Selain itu, sejak tahun 2001 pemerintah Indonesia telah meratifikasi Kesepakatan Bersama Tentang Perdagangan Jasa (General Agreement On Trade And Service/GATS) Organisasi Perdagangan Dunia (World Trade Organization/WTO) di mana pendidikan dimasukkan menjadi salah satu dari 16 komoditas (barang dagangan). Dengan demikian, para investor kemudian bisa menanamkan investasinya di sektor pendidikan (terutama untuk pendidikan tinggi).

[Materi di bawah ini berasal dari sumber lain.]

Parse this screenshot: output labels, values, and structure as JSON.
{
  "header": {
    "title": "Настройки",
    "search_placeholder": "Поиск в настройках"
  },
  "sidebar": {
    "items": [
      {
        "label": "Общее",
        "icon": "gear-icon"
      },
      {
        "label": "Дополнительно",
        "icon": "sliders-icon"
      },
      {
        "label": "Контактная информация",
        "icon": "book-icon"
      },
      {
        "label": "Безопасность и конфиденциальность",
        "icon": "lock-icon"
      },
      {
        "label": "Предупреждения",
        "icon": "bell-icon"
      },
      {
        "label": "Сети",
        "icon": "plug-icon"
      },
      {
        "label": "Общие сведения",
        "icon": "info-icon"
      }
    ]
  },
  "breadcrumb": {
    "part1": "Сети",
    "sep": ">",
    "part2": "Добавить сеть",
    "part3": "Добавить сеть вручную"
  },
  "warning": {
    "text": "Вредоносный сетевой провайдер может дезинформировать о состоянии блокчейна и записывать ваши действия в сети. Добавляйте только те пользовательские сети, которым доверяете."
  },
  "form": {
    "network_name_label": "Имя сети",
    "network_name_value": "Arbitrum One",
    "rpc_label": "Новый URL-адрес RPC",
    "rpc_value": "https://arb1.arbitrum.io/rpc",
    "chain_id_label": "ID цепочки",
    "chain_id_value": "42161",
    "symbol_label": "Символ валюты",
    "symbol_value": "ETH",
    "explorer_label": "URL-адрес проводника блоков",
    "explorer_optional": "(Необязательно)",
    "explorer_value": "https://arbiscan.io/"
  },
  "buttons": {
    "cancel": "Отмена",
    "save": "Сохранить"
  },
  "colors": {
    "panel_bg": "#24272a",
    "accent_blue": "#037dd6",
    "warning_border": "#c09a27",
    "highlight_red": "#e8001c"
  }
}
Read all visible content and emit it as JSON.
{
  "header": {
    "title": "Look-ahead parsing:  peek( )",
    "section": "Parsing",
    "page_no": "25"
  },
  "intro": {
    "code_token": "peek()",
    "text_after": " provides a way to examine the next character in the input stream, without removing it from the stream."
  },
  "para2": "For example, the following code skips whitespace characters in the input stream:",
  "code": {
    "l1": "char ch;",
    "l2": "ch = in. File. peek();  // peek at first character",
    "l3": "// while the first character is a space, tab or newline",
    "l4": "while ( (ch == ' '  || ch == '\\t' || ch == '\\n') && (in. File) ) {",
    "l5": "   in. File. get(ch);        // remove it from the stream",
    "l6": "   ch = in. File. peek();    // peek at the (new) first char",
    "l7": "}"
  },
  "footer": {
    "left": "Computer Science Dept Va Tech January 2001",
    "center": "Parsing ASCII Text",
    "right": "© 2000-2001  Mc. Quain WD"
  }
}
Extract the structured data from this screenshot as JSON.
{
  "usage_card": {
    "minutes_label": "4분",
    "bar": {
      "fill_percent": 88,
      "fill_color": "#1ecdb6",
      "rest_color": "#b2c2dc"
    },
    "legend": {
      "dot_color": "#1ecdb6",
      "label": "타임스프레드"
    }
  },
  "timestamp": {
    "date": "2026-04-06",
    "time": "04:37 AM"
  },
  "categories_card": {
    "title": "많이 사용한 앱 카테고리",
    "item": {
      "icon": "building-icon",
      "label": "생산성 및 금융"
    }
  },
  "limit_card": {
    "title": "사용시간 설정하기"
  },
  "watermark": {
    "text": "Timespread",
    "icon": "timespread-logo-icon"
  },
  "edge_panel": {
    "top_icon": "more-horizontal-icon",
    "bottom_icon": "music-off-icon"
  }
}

Selanjutnya Pemerintah melakukan Kerjasama dengan Asian Development Bank (ADB), tentang Hinger Education Project dengan total utang 102,6 million dollar AS mulai tahun 1993 sampai 2001. Bantuan tersebut di berikan untuk 6 kampus PTN dan 11 Kampus PTS di Indonesia. Misi dari kerjasama tersebut sama persis dengan program world Bank yaitu tentang Efisiensi dan relevansi Perguruan Tinggi, kebijakan tersebut sesungguhnya mengukuhkan otonomi terhadap kampus.

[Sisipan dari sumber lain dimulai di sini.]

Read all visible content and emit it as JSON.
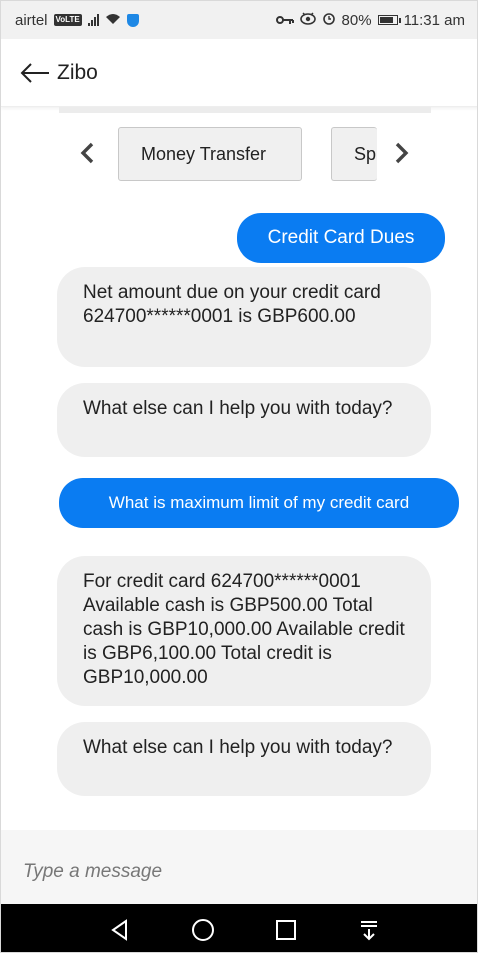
{
  "status_bar": {
    "carrier": "airtel",
    "volte": "VoLTE",
    "battery": "80%",
    "time": "11:31 am",
    "battery_level": 0.8
  },
  "header": {
    "title": "Zibo"
  },
  "carousel": {
    "items": [
      "Money Transfer",
      "Sp"
    ]
  },
  "messages": {
    "m1": "Credit Card Dues",
    "m2": "Net amount due on your credit card 624700******0001 is GBP600.00",
    "m3": "What else can I help you with today?",
    "m4": "What is maximum limit of my credit card",
    "m5": "For credit card 624700******0001 Available cash is GBP500.00 Total cash is GBP10,000.00 Available credit is GBP6,100.00 Total credit is GBP10,000.00",
    "m6": "What else can I help you with today?"
  },
  "composer": {
    "placeholder": "Type a message",
    "value": ""
  },
  "colors": {
    "user_bubble": "#0a7cf2",
    "bot_bubble": "#efefef",
    "nav_bar": "#000000"
  },
  "icons": {
    "back": "back-arrow-icon",
    "carousel_prev": "chevron-left-icon",
    "carousel_next": "chevron-right-icon",
    "nav_back": "triangle-back-icon",
    "nav_home": "circle-home-icon",
    "nav_recent": "square-recent-icon",
    "nav_menu": "notification-pull-icon"
  }
}
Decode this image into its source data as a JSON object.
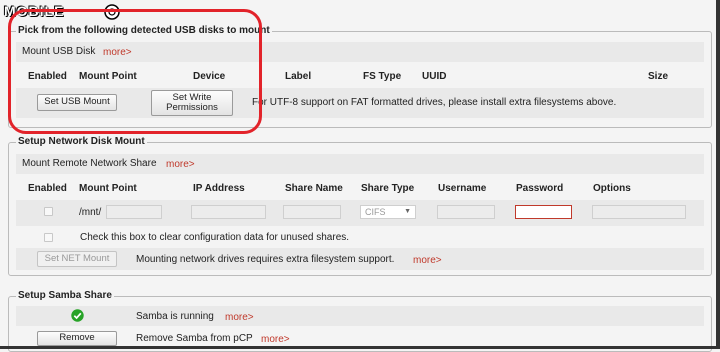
{
  "watermark": "MOBILE",
  "usb": {
    "legend": "Pick from the following detected USB disks to mount",
    "subheader": "Mount USB Disk",
    "more": "more>",
    "columns": [
      "Enabled",
      "Mount Point",
      "Device",
      "Label",
      "FS Type",
      "UUID",
      "Size"
    ],
    "set_usb_mount": "Set USB Mount",
    "set_write_permissions_line1": "Set Write",
    "set_write_permissions_line2": "Permissions",
    "utf8_note": "For UTF-8 support on FAT formatted drives, please install extra filesystems above."
  },
  "network": {
    "legend": "Setup Network Disk Mount",
    "subheader": "Mount Remote Network Share",
    "more": "more>",
    "columns": [
      "Enabled",
      "Mount Point",
      "IP Address",
      "Share Name",
      "Share Type",
      "Username",
      "Password",
      "Options"
    ],
    "mount_prefix": "/mnt/",
    "share_type_value": "CIFS",
    "clear_config_label": "Check this box to clear configuration data for unused shares.",
    "set_net_mount": "Set NET Mount",
    "net_note": "Mounting network drives requires extra filesystem support.",
    "net_more": "more>"
  },
  "samba": {
    "legend": "Setup Samba Share",
    "status": "Samba is running",
    "status_more": "more>",
    "remove_button": "Remove",
    "remove_label": "Remove Samba from pCP",
    "remove_more": "more>"
  },
  "colors": {
    "accent_red": "#c0392b",
    "annotation_red": "#e2232a",
    "status_green": "#27a327"
  }
}
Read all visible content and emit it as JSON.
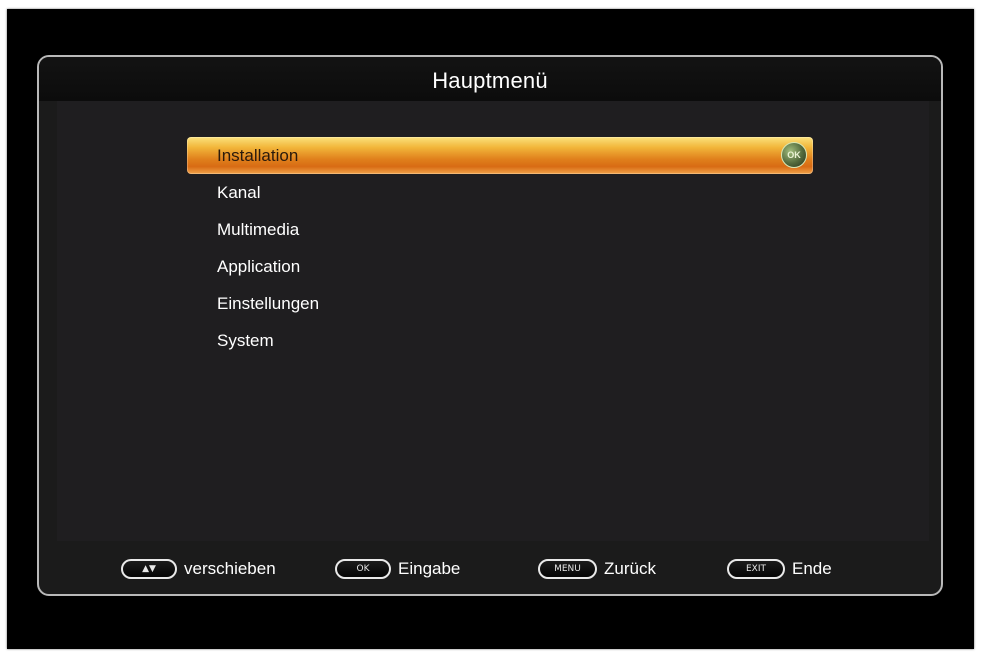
{
  "menu": {
    "title": "Hauptmenü",
    "items": [
      {
        "label": "Installation",
        "selected": true,
        "ok_label": "OK"
      },
      {
        "label": "Kanal",
        "selected": false
      },
      {
        "label": "Multimedia",
        "selected": false
      },
      {
        "label": "Application",
        "selected": false
      },
      {
        "label": "Einstellungen",
        "selected": false
      },
      {
        "label": "System",
        "selected": false
      }
    ]
  },
  "footer": {
    "move": {
      "key": "▲▼",
      "label": "verschieben"
    },
    "ok": {
      "key": "OK",
      "label": "Eingabe"
    },
    "menu": {
      "key": "MENU",
      "label": "Zurück"
    },
    "exit": {
      "key": "EXIT",
      "label": "Ende"
    }
  },
  "colors": {
    "highlight_top": "#fbe27d",
    "highlight_bottom": "#d86b14",
    "panel_background": "#1f1e20",
    "frame_border": "#b9b9b9"
  }
}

Demikian juga dengan hutang yang diberikan oleh Islamic development Bank (IDB), kesepakatan-kesepakatan yang dibuat dengan kampus tetaplah mengedapankan otonomi Perguruan Tinggi. Kesepakatan IDB ini banyak terjalin dengan kampus islam Negeri (UIN), hampir seluruh kampus UIN di Indonesia. Bukti kongkrit dari perjajian ini adalah ditetapkanya kampus sebagai Badan Layanan Umum (BLU), yang kebijakanya sudah ditetapkan oleh pemerintahan SBY-Kalla lewat UU No.1 tahun 2004 tentang pembendaharaan Negara dan PP No.23 tahun 2005 tentang tata kelola tentang Badan Layanan Umum.
Kesemua perjanjian tersebut yang mendorong rejim boneka untuk melegalisasi kampus untuk diperdagangkan, kesepakatan tersebut menjadi induk atas lahirnya PP 60 dan 61 tahun 1999 tentang Otonomi Kampus, UU No. 20 tahun 2003 tentang Sisitem Pendidikan Nasional dan UU No.02 tahun 2009 tentang Badan Hukum Pendidikan. Barang busuk tersebut yang membuat anak-anak buruh dan tani tidak bisa menginjakkan kaki di kampus. Biaya kuliah melambung Tiap Semesternya, biaya Masuk kuliah tak terbendung lagi tiap tahunya dan Pungutan liar semakin meningkat agresif merogoh kantong orang tua mahasiswa.
Yang lebih menyakitkan lagi, biaya kuliah yang melambung tinggi tersebut tidak menjamin kualitas pendidikan tinggi. Dalam standart kampus secara internasional, peringkat kampus andalan di negeri ini semakin merosot tajam. Sebut saja Mutu pendidikan di Indonesia dilihat dari dua indikator makro seperti pencapaian Human Development Index (HDI), pemilikan daya saing, kualitas pendidikan dan indikator mikro seperti prestasi matematika, fisika dan kemampuan membaca. Dalam laporan UNDP Indonesia ternyata memiliki HDI sebesar 0,682 menduduki peringkat 111 dari 177 negara. Posisi Indonesia berada di bawah negara tetangga. Filipina (83), Thailand (76), Malaysia (59), Brunei Darussalam (33), Republik Korea (28), Singapura (25).
Rejim Boneka merampok hak rakyat untuk Sekolah!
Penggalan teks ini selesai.